2. N 2 Fixation in SOIL & WATER Occurs when N 2 is converted into ammonium (NH 4 + ) by nitrogen fixing bacteria during decomposition. Example: Rhizobium, a N 2 fixing bacteria lives in the root nodules of legumes (pod-producing plants such as beans, peas, clover and alfalfa) and some other plants. How does Rhizobium and pod-producing plants fix N 2 ? Through Mutualism ! IN SOIL: pod producing plants supply the Rhizobium bacteria with sugars which it needs to survive while the Rhizobium bacteria supply's its host plant with nitrogen in the form of ammonium (NH 4 + ). IN WATER: occurs in water via a bacteria found in aquatic ecosystems called cyanobacteria. This bacteria also converts N 2 into ammonium (NH 4 + ).
3. Nitrification and Uptake Not all plants live in association with nitrogen-fixing bacteria they must get N 2 in another form. Nitrification : process where NH 4 + is converted into NO 3 - which involves the help of soil bacteria's called: nitrifying bacteria. Takes place in 2 stages in soil by different types of nitrifying bacteria: 1. Ammonium NH 4 + is converted into nitrite NO 2 - 2. Nitrite (NO 2 - ) is converted into nitrate (NO 3 - ) a compound that plants can readily use to synthesize plant protein and stay healthy. Occurs in 2 steps because different types of bacteria are needed for each step. Animals obtain the nitrate (NO 3 -) that they need by eating plants!

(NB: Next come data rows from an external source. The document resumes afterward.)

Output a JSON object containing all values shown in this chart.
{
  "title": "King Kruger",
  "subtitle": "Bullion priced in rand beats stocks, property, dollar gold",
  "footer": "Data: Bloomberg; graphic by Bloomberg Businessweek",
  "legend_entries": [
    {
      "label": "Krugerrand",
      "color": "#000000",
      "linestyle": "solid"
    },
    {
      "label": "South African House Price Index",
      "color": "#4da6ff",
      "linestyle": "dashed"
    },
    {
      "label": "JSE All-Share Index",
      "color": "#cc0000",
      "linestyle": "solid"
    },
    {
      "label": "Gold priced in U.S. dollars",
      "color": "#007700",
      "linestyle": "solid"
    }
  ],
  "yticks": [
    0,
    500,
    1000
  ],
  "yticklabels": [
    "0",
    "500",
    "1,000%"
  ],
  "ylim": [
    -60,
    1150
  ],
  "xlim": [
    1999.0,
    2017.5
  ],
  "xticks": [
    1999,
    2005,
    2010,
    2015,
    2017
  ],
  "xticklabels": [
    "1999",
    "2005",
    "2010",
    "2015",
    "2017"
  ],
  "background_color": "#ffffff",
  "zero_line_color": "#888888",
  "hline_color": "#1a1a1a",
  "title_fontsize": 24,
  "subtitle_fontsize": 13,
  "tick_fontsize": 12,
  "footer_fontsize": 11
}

How does N 2 return to the atmosphere? Nitrogen is returned to the atmosphere via a process called denitrification. Occurs in terrestrial and aquatic ecosystems by bacteria known as; denitrifying bacteria: Denitrifying bacteria returns N 2 to the atmosphere by converting NO 3 - back into N 2 gas N 2 is also returned to the atmosphere via volcanic ash and nitrogen oxide gases from industry and automobiles.

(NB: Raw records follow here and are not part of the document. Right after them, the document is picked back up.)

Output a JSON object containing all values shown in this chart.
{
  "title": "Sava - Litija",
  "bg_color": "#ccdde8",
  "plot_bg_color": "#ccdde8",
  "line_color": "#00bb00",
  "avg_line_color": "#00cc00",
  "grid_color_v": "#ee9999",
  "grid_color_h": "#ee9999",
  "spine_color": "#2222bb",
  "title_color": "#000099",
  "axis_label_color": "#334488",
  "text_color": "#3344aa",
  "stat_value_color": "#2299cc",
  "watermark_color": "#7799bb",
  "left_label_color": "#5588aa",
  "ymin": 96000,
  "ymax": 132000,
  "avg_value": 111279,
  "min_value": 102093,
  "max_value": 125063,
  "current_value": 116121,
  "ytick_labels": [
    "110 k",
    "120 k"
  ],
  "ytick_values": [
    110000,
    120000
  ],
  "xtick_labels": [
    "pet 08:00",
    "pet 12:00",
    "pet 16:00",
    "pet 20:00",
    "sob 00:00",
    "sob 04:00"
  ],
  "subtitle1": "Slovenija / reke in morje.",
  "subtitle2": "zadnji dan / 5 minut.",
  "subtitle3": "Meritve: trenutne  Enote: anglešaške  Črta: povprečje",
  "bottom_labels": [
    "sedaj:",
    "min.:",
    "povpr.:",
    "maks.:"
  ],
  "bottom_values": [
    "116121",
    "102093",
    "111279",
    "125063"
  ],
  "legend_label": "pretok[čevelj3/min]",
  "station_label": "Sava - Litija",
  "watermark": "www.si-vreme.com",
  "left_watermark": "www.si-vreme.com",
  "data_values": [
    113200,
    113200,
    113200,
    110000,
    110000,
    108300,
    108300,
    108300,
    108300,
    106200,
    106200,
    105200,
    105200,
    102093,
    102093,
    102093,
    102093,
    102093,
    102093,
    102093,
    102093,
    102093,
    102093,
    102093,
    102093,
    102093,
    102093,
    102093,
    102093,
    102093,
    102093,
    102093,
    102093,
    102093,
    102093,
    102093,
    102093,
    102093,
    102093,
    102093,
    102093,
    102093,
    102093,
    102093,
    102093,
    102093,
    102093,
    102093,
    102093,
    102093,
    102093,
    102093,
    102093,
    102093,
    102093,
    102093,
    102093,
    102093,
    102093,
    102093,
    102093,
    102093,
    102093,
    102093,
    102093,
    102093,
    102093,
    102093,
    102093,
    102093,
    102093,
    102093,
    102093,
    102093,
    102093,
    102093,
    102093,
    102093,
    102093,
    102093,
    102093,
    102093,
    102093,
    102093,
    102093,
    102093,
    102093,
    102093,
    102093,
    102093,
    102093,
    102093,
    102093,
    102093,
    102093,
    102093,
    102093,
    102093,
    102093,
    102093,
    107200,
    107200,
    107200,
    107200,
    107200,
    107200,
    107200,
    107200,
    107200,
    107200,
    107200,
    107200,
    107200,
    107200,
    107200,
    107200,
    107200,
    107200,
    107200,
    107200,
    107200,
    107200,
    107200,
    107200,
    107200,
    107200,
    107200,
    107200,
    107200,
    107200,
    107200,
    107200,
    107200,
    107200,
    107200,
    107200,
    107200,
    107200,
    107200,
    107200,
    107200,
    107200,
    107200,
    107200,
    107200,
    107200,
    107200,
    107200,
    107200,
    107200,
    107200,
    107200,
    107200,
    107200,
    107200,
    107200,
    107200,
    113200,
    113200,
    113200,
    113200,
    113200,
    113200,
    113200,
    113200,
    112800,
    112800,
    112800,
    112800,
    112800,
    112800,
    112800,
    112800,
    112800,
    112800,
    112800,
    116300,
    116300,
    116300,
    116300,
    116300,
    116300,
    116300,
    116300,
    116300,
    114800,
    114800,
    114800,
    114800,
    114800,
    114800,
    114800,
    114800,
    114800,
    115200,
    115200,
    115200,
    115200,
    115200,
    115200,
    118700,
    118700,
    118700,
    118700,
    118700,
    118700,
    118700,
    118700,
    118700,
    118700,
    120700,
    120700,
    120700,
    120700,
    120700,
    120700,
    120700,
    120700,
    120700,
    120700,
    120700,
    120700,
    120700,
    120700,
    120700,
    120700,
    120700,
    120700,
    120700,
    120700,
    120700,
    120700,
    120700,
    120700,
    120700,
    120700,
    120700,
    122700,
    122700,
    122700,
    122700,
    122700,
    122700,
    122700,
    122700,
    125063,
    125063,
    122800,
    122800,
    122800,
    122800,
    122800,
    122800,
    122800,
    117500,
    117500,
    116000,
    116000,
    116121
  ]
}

How is Excess Nitrogen Removed from Ecosystems? Excess nitrate and ammonium that are not taken up by plants mix with rainwater and are washed away into ground water and streams. Unused nitrogen may settle in ocean, lake or river bottoms in sediments. Eventually these sediments turn into rock where the nitrogen will not be available. Only after centuries of weathering will the nitrogen be re-released.

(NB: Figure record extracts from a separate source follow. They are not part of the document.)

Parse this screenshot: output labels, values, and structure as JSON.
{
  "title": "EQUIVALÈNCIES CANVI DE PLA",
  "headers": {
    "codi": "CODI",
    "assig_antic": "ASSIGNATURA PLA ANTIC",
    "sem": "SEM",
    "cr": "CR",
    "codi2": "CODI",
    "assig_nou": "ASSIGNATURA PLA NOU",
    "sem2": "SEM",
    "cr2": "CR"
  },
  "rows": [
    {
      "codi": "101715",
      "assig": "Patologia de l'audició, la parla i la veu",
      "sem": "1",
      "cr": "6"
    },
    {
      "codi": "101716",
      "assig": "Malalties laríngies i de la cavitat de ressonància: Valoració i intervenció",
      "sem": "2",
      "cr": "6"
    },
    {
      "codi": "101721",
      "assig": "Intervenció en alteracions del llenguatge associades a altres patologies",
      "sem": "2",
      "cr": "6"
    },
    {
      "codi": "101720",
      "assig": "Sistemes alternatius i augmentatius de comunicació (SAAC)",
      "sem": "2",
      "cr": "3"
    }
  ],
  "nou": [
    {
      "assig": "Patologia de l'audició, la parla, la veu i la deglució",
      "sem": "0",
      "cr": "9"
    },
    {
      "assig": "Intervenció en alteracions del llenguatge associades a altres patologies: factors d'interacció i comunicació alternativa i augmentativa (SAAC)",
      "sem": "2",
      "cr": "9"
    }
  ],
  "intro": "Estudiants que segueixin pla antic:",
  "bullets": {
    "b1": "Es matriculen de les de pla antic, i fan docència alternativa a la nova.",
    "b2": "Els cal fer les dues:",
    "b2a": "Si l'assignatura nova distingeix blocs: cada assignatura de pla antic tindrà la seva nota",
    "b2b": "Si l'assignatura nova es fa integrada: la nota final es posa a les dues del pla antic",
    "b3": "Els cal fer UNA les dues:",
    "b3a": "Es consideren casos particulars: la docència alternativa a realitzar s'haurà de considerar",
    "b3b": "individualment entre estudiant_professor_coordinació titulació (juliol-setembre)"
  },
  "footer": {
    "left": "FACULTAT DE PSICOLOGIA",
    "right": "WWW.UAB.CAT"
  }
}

Human Factors and The N 2 Cycle 1. Fossil Fuel Burning – via automobiles and industry releasing NO and NO 2 gases 2. Clearing Forests and Grasslands – releases trapped nitrogen into the atmosphere and returns to the ground as acid rain. 3. Chemical Fertilizers – results in an excess amount of NH 4 and NO 3 which can escape back into the atmosphere as NH 3 (ammonia) or leached away by rain. Can cause eutrophication: increased amounts of dissolved nitrogen causes plant growth and decay. Causing excessive algae growth in aquatic ecosystems which deprives aquatic organisms of oxygen.